On what we already know about minds that never look away — and what it might mean to wear the screen on your face.

A different kind of question
The first three posts in this series were about things we can measure. Eye strain, with tens of thousands of subjects across decades of optometry research. Inattentional blindness, with controlled studies in driving simulators and flight cockpits. Pedestrian deaths, with police accident reports and peer-reviewed papers. All of that is real. All of that is solid ground.
This last post is going to walk us off the solid ground a little, and I want to be honest about that up front. The question of what happens when augmented reality moves from a thing you sometimes use to a thing you always wear is, as of this writing, an open question. The glasses are not yet ubiquitous. The contact lenses don’t exist yet. The data set we’d need to answer the big version of the question hasn’t been collected, because the experiment hasn’t been run on a big enough population for long enough.

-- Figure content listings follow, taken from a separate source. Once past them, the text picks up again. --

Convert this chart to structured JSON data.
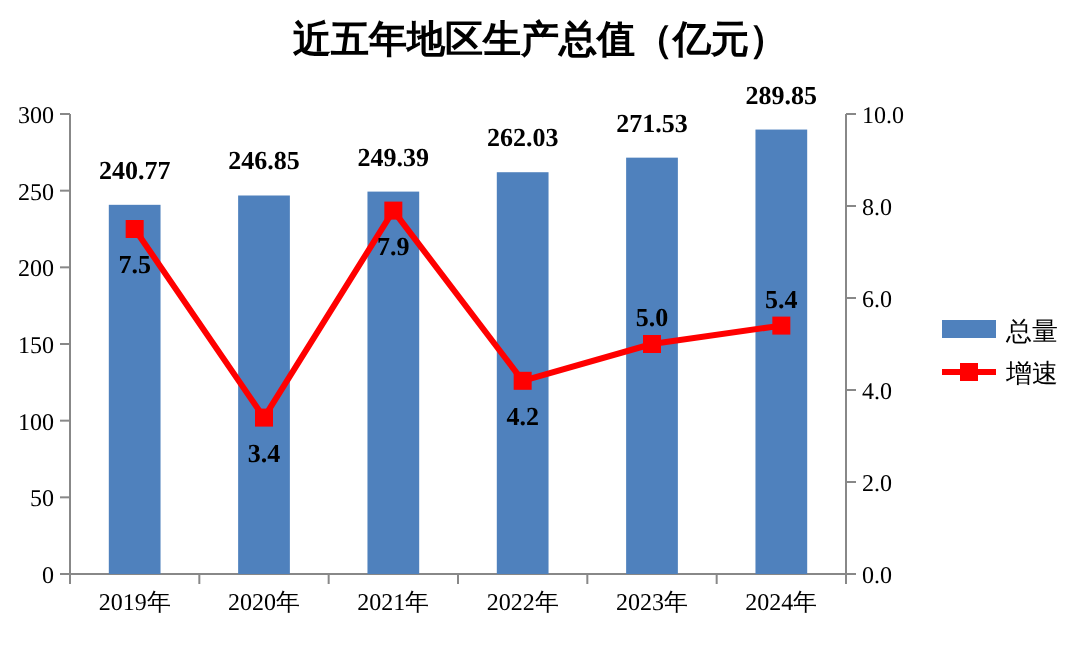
{
  "chart_data": {
    "type": "bar",
    "title": "近五年地区生产总值（亿元）",
    "categories": [
      "2019年",
      "2020年",
      "2021年",
      "2022年",
      "2023年",
      "2024年"
    ],
    "series": [
      {
        "name": "总量",
        "color": "#4f81bd",
        "values": [
          240.77,
          246.85,
          249.39,
          262.03,
          271.53,
          289.85
        ],
        "value_labels": [
          "240.77",
          "246.85",
          "249.39",
          "262.03",
          "271.53",
          "289.85"
        ]
      },
      {
        "name": "增速",
        "type": "line",
        "axis": "y2",
        "color": "#ff0000",
        "marker": "square",
        "values": [
          7.5,
          3.4,
          7.9,
          4.2,
          5.0,
          5.4
        ],
        "value_labels": [
          "7.5",
          "3.4",
          "7.9",
          "4.2",
          "5.0",
          "5.4"
        ]
      }
    ],
    "ylim": [
      0,
      300
    ],
    "yticks": [
      0,
      50,
      100,
      150,
      200,
      250,
      300
    ],
    "y2lim": [
      0,
      10
    ],
    "y2ticks": [
      {
        "value": 0,
        "label": "0.0"
      },
      {
        "value": 2,
        "label": "2.0"
      },
      {
        "value": 4,
        "label": "4.0"
      },
      {
        "value": 6,
        "label": "6.0"
      },
      {
        "value": 8,
        "label": "8.0"
      },
      {
        "value": 10,
        "label": "10.0"
      }
    ],
    "grid": false,
    "legend": "right"
  }
}
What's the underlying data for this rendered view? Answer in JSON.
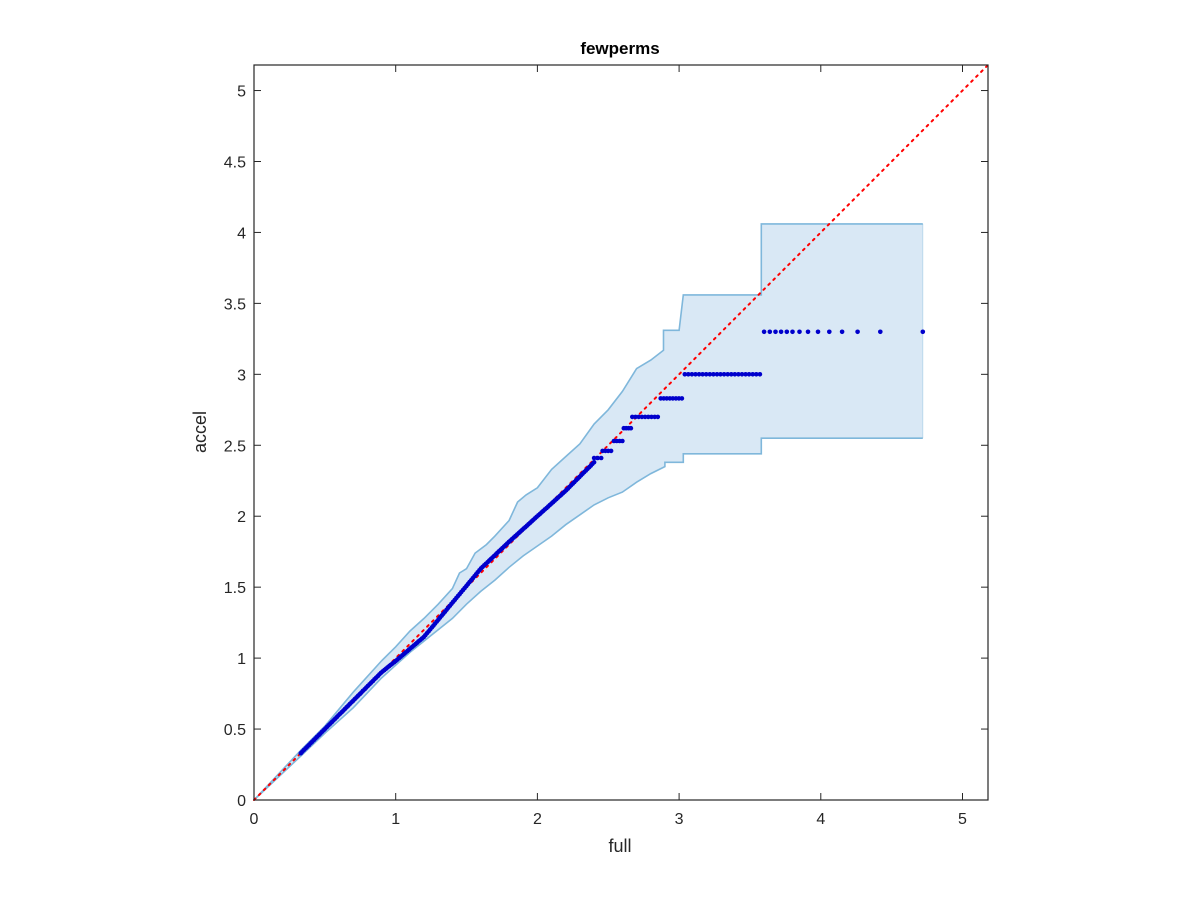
{
  "chart_data": {
    "type": "scatter",
    "title": "fewperms",
    "xlabel": "full",
    "ylabel": "accel",
    "xlim": [
      0,
      5.18
    ],
    "ylim": [
      0,
      5.18
    ],
    "xticks": [
      0,
      1,
      2,
      3,
      4,
      5
    ],
    "xtick_labels": [
      "0",
      "1",
      "2",
      "3",
      "4",
      "5"
    ],
    "yticks": [
      0,
      0.5,
      1,
      1.5,
      2,
      2.5,
      3,
      3.5,
      4,
      4.5,
      5
    ],
    "ytick_labels": [
      "0",
      "0.5",
      "1",
      "1.5",
      "2",
      "2.5",
      "3",
      "3.5",
      "4",
      "4.5",
      "5"
    ],
    "grid": false,
    "colors": {
      "points": "#0000cc",
      "band_fill": "#d9e8f5",
      "band_edge": "#7fb7db",
      "reference_line": "#ff0000",
      "axes": "#262626"
    },
    "reference_line": {
      "from": [
        0,
        0
      ],
      "to": [
        5.18,
        5.18
      ],
      "style": "dotted"
    },
    "band": {
      "upper": [
        [
          0,
          0
        ],
        [
          0.33,
          0.35
        ],
        [
          0.5,
          0.52
        ],
        [
          0.7,
          0.76
        ],
        [
          0.9,
          0.98
        ],
        [
          1.0,
          1.08
        ],
        [
          1.1,
          1.19
        ],
        [
          1.2,
          1.28
        ],
        [
          1.3,
          1.38
        ],
        [
          1.4,
          1.49
        ],
        [
          1.45,
          1.6
        ],
        [
          1.5,
          1.63
        ],
        [
          1.56,
          1.74
        ],
        [
          1.64,
          1.8
        ],
        [
          1.7,
          1.86
        ],
        [
          1.8,
          1.97
        ],
        [
          1.86,
          2.1
        ],
        [
          1.92,
          2.15
        ],
        [
          2.0,
          2.2
        ],
        [
          2.1,
          2.33
        ],
        [
          2.2,
          2.42
        ],
        [
          2.3,
          2.51
        ],
        [
          2.4,
          2.65
        ],
        [
          2.5,
          2.75
        ],
        [
          2.6,
          2.88
        ],
        [
          2.7,
          3.04
        ],
        [
          2.8,
          3.1
        ],
        [
          2.89,
          3.17
        ],
        [
          2.89,
          3.31
        ],
        [
          3.0,
          3.31
        ],
        [
          3.03,
          3.56
        ],
        [
          3.58,
          3.56
        ],
        [
          3.58,
          4.06
        ],
        [
          4.72,
          4.06
        ]
      ],
      "lower": [
        [
          0,
          0
        ],
        [
          0.33,
          0.31
        ],
        [
          0.5,
          0.47
        ],
        [
          0.7,
          0.65
        ],
        [
          0.9,
          0.86
        ],
        [
          1.0,
          0.95
        ],
        [
          1.1,
          1.04
        ],
        [
          1.2,
          1.12
        ],
        [
          1.3,
          1.2
        ],
        [
          1.4,
          1.28
        ],
        [
          1.5,
          1.38
        ],
        [
          1.6,
          1.47
        ],
        [
          1.7,
          1.55
        ],
        [
          1.8,
          1.64
        ],
        [
          1.9,
          1.72
        ],
        [
          2.0,
          1.79
        ],
        [
          2.1,
          1.86
        ],
        [
          2.2,
          1.94
        ],
        [
          2.3,
          2.01
        ],
        [
          2.4,
          2.08
        ],
        [
          2.5,
          2.13
        ],
        [
          2.6,
          2.17
        ],
        [
          2.7,
          2.24
        ],
        [
          2.8,
          2.3
        ],
        [
          2.9,
          2.35
        ],
        [
          2.9,
          2.38
        ],
        [
          3.03,
          2.38
        ],
        [
          3.03,
          2.44
        ],
        [
          3.58,
          2.44
        ],
        [
          3.58,
          2.55
        ],
        [
          4.72,
          2.55
        ]
      ]
    },
    "points_trend": {
      "x_start": 0.33,
      "x_end": 2.4,
      "count": 180,
      "curve": [
        [
          0.33,
          0.33
        ],
        [
          0.5,
          0.5
        ],
        [
          0.7,
          0.7
        ],
        [
          0.9,
          0.9
        ],
        [
          1.0,
          0.98
        ],
        [
          1.2,
          1.15
        ],
        [
          1.4,
          1.39
        ],
        [
          1.6,
          1.63
        ],
        [
          1.8,
          1.82
        ],
        [
          2.0,
          2.0
        ],
        [
          2.2,
          2.18
        ],
        [
          2.4,
          2.38
        ]
      ]
    },
    "point_plateaus": [
      {
        "y": 2.41,
        "x_start": 2.4,
        "x_end": 2.45,
        "count": 3
      },
      {
        "y": 2.46,
        "x_start": 2.46,
        "x_end": 2.52,
        "count": 4
      },
      {
        "y": 2.53,
        "x_start": 2.54,
        "x_end": 2.6,
        "count": 4
      },
      {
        "y": 2.62,
        "x_start": 2.61,
        "x_end": 2.66,
        "count": 4
      },
      {
        "y": 2.7,
        "x_start": 2.67,
        "x_end": 2.85,
        "count": 9
      },
      {
        "y": 2.83,
        "x_start": 2.87,
        "x_end": 3.02,
        "count": 8
      },
      {
        "y": 3.0,
        "x_start": 3.04,
        "x_end": 3.57,
        "count": 22
      },
      {
        "y": 3.3,
        "x_start": 3.6,
        "x_end": 4.72,
        "x_values": [
          3.6,
          3.64,
          3.68,
          3.72,
          3.76,
          3.8,
          3.85,
          3.91,
          3.98,
          4.06,
          4.15,
          4.26,
          4.42,
          4.72
        ]
      }
    ]
  }
}
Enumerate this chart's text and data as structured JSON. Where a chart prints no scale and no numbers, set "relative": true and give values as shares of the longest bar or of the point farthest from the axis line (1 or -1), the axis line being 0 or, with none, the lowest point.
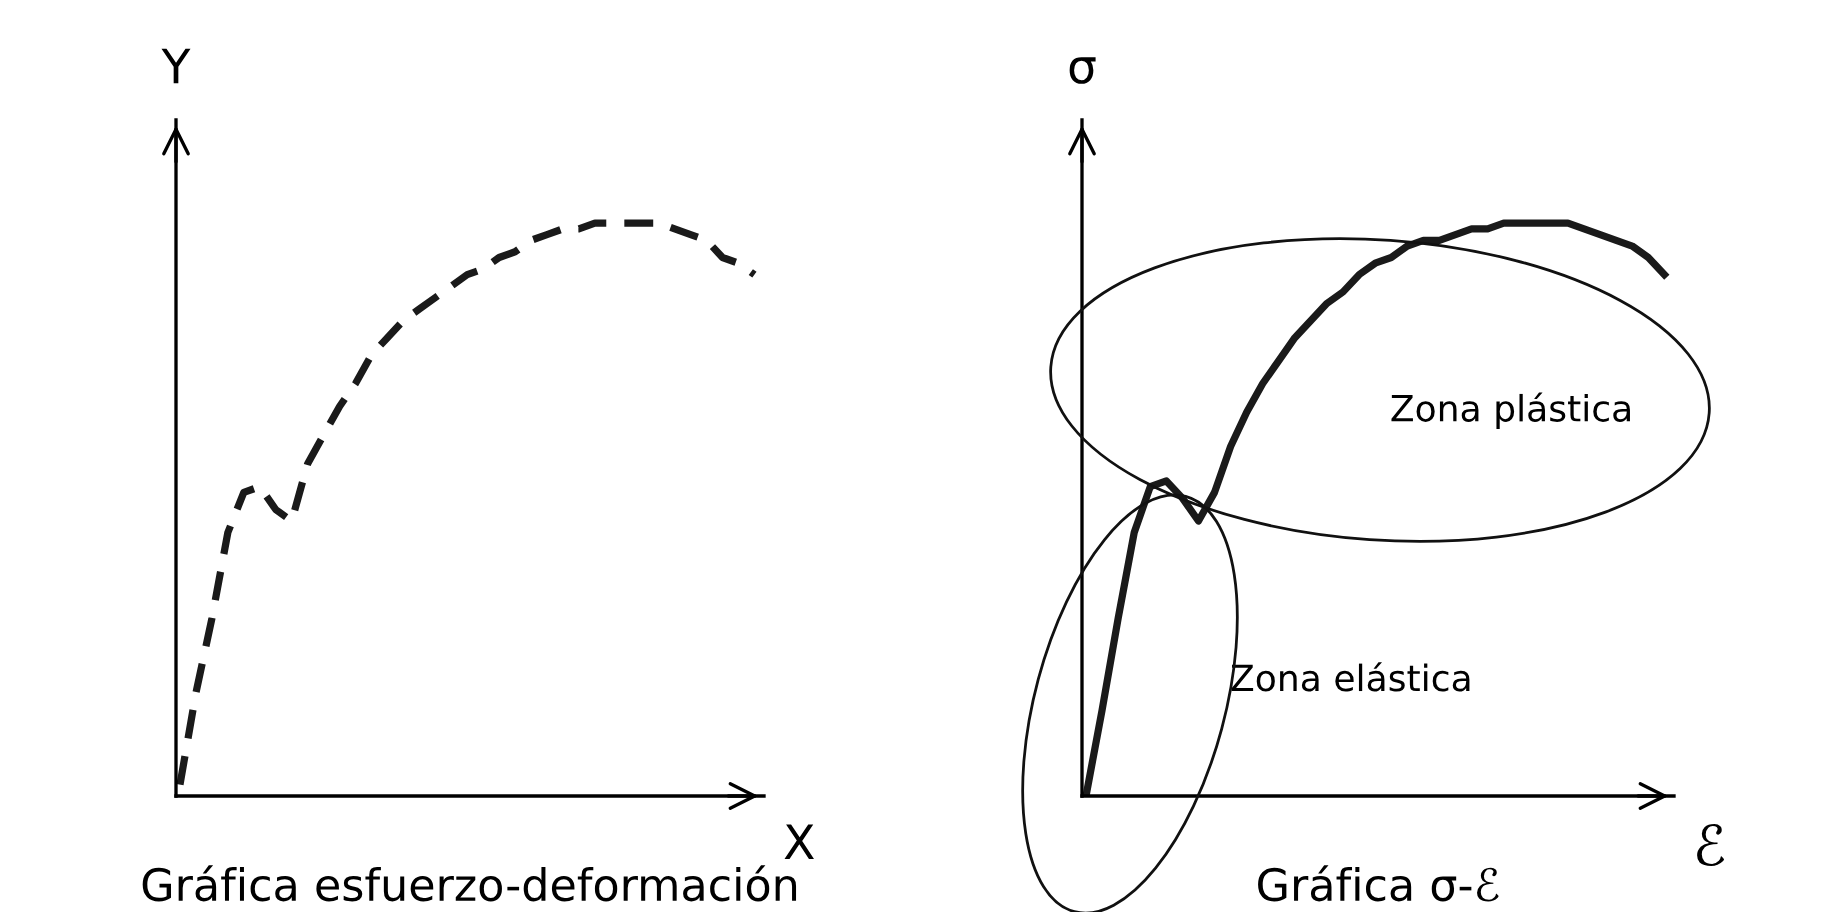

So I’m not going to make predictions. I’m not going to tell you what AR glasses are going to do to society in 2035. I have no idea, and anybody who tells you they do is selling you something. What I’m going to do instead is something a little sneakier and a lot more honest: I’m going to walk you through what we already know about what phones have done to human attention, memory, and presence — because phones are basically AR glasses that haven’t quite made it onto your face yet, and the research on phones is a lot further along than the research on glasses. Then I’ll let you do the math.